The nomenclature of HBV genes and their products has developed inconsistently, creating significant confusion even among experts. Several specific challenges exist:

• Inconsistent gene and protein designations: One frequent misunderstanding involves the designation of HBV "pre-core" gene. The HBeAg is made from a pre-pro-protein, containing a pre-sequence upstream of gene C, which should be designated "pre-C" rather than "pre-E" . Similarly, the mRNA encoding the HBeAg precursor protein should be designated accordingly .

• Confusion regarding PreS regions: The functions of the pre-S region were elucidated only years after their discovery. Initial identification came from the observation that HBsAg purified from HBeAg-positive carriers contained additional minor protein pairs slightly larger than the well-known major proteins .

• Historical terminology persistence: Terms like "pHSA-receptor" (based on polymerized human serum albumin binding) persist despite being misnomers .

• Inconsistent subgenotype designations: Various research groups have independently proposed new subgenotypes, leading to overlapping or conflicting classifications that require reconciliation through comprehensive phylogenetic analyses .

Standardization efforts require consensus-building among the research community to establish consistent terminology that accurately reflects the biological relationships between viral components.

What are promising future research directions for understanding genotype C envelope proteins in viral pathogenesis?

Several promising research directions could advance understanding of genotype C envelope proteins in viral pathogenesis:

• Integrated multiomics approaches: Building on recent work that established the first multiomics landscape of host-HBV interaction , future research should focus on genotype-specific aspects of these interactions to better understand why genotype C is associated with more severe disease progression.

• Structural biology of PreS domains: While PreS domains are suspected to represent intrinsically disordered protein regions, experimental data specifically for human HBV PreS is limited compared to avian counterparts . Advanced structural techniques could elucidate genotype-specific conformational properties.
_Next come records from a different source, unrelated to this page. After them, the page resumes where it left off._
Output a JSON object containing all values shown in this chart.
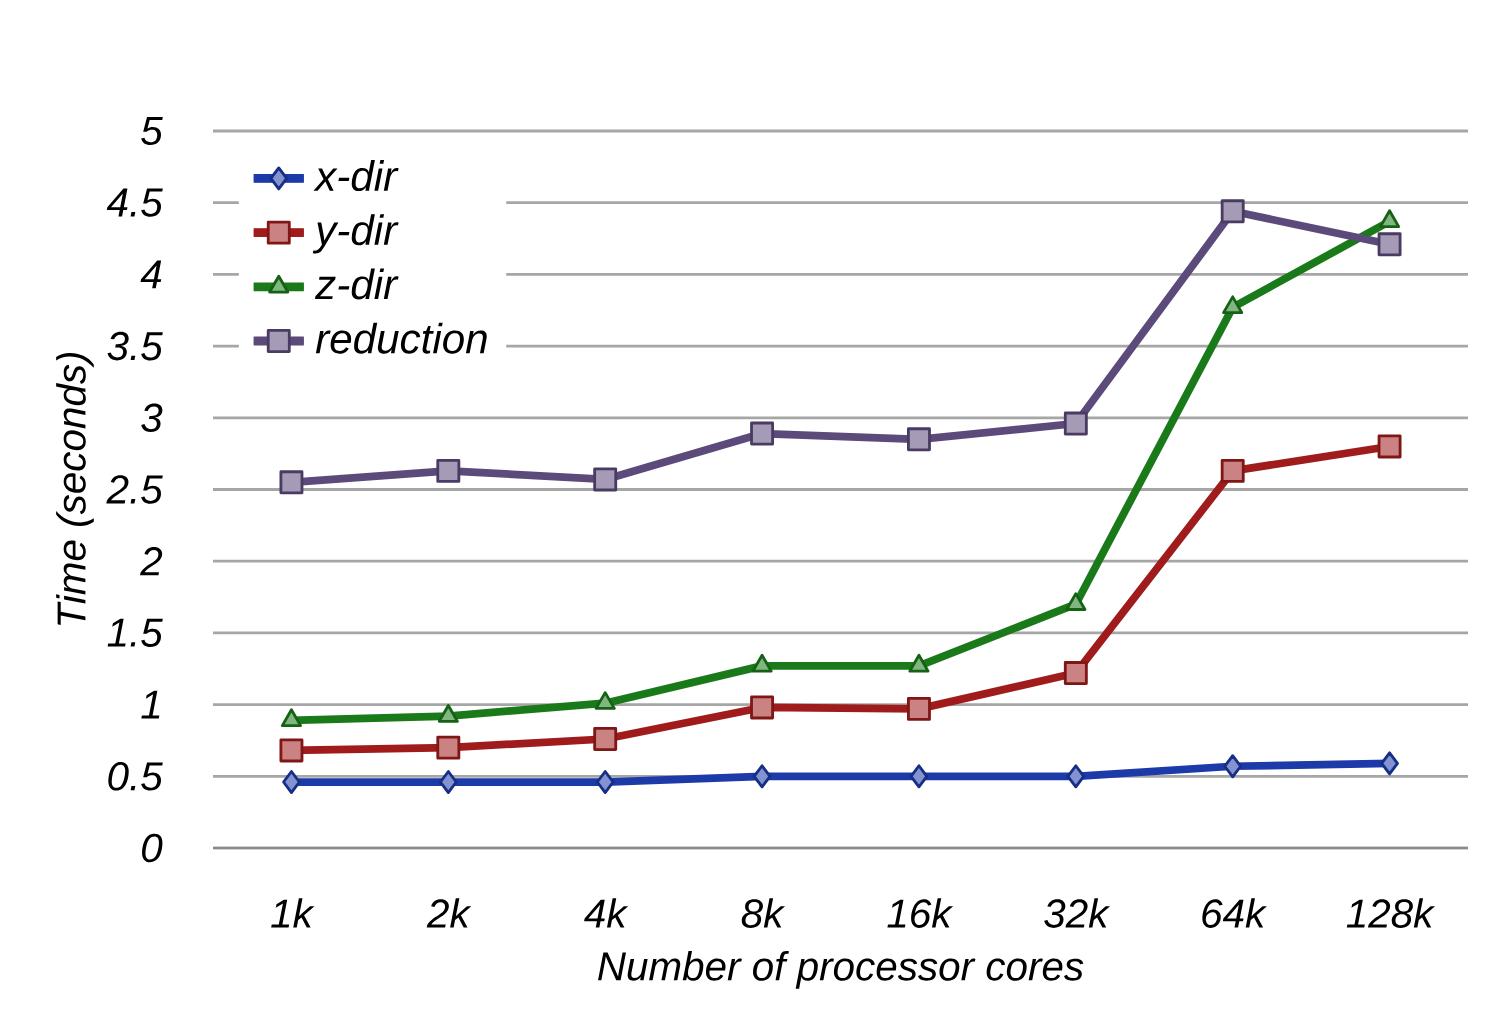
{
  "chart_data": {
    "type": "line",
    "xlabel": "Number of processor cores",
    "ylabel": "Time (seconds)",
    "categories": [
      "1k",
      "2k",
      "4k",
      "8k",
      "16k",
      "32k",
      "64k",
      "128k"
    ],
    "series": [
      {
        "name": "x-dir",
        "color": "#1c3aa8",
        "marker": "diamond",
        "values": [
          0.46,
          0.46,
          0.46,
          0.5,
          0.5,
          0.5,
          0.57,
          0.59
        ]
      },
      {
        "name": "y-dir",
        "color": "#a01c1c",
        "marker": "square",
        "values": [
          0.68,
          0.7,
          0.76,
          0.98,
          0.97,
          1.22,
          2.63,
          2.8
        ]
      },
      {
        "name": "z-dir",
        "color": "#1a7a1a",
        "marker": "triangle",
        "values": [
          0.89,
          0.92,
          1.01,
          1.27,
          1.27,
          1.7,
          3.77,
          4.37
        ]
      },
      {
        "name": "reduction",
        "color": "#5c4a7a",
        "marker": "square",
        "values": [
          2.55,
          2.63,
          2.57,
          2.89,
          2.85,
          2.96,
          4.44,
          4.21
        ]
      }
    ],
    "ylim": [
      0,
      5
    ],
    "yticks": [
      0,
      0.5,
      1,
      1.5,
      2,
      2.5,
      3,
      3.5,
      4,
      4.5,
      5
    ],
    "grid": "y",
    "legend": "top left",
    "line_style": "solid"
  }
}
• Development of genotype-specific antivirals: Understanding the unique properties of genotype C envelope proteins could lead to tailored therapeutic approaches that target genotype-specific vulnerabilities.

• Epigenetic regulation: Building on findings that proteins like SIRT6 interact with the HBV mini-chromosome , investigating genotype-specific differences in epigenetic regulation could reveal mechanisms underlying differential disease progression.
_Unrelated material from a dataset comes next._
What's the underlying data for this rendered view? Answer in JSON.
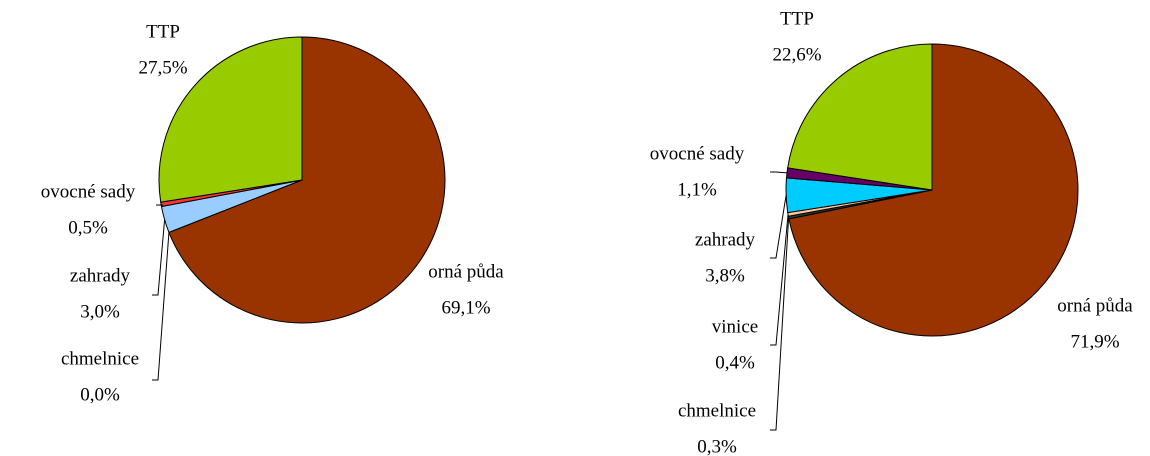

• Immune evasion mechanisms: Investigating how genotype C-specific envelope protein variations contribute to immune evasion and persistent infection would provide valuable insights into pathogenesis.

• Host factor interactions: Identifying genotype C-specific host factor interactions could explain the higher replication capacity and more severe disease outcomes associated with this genotype .

These research directions could ultimately lead to improved diagnostic, prognostic, and therapeutic approaches for managing HBV infections, particularly those caused by the more virulent genotype C.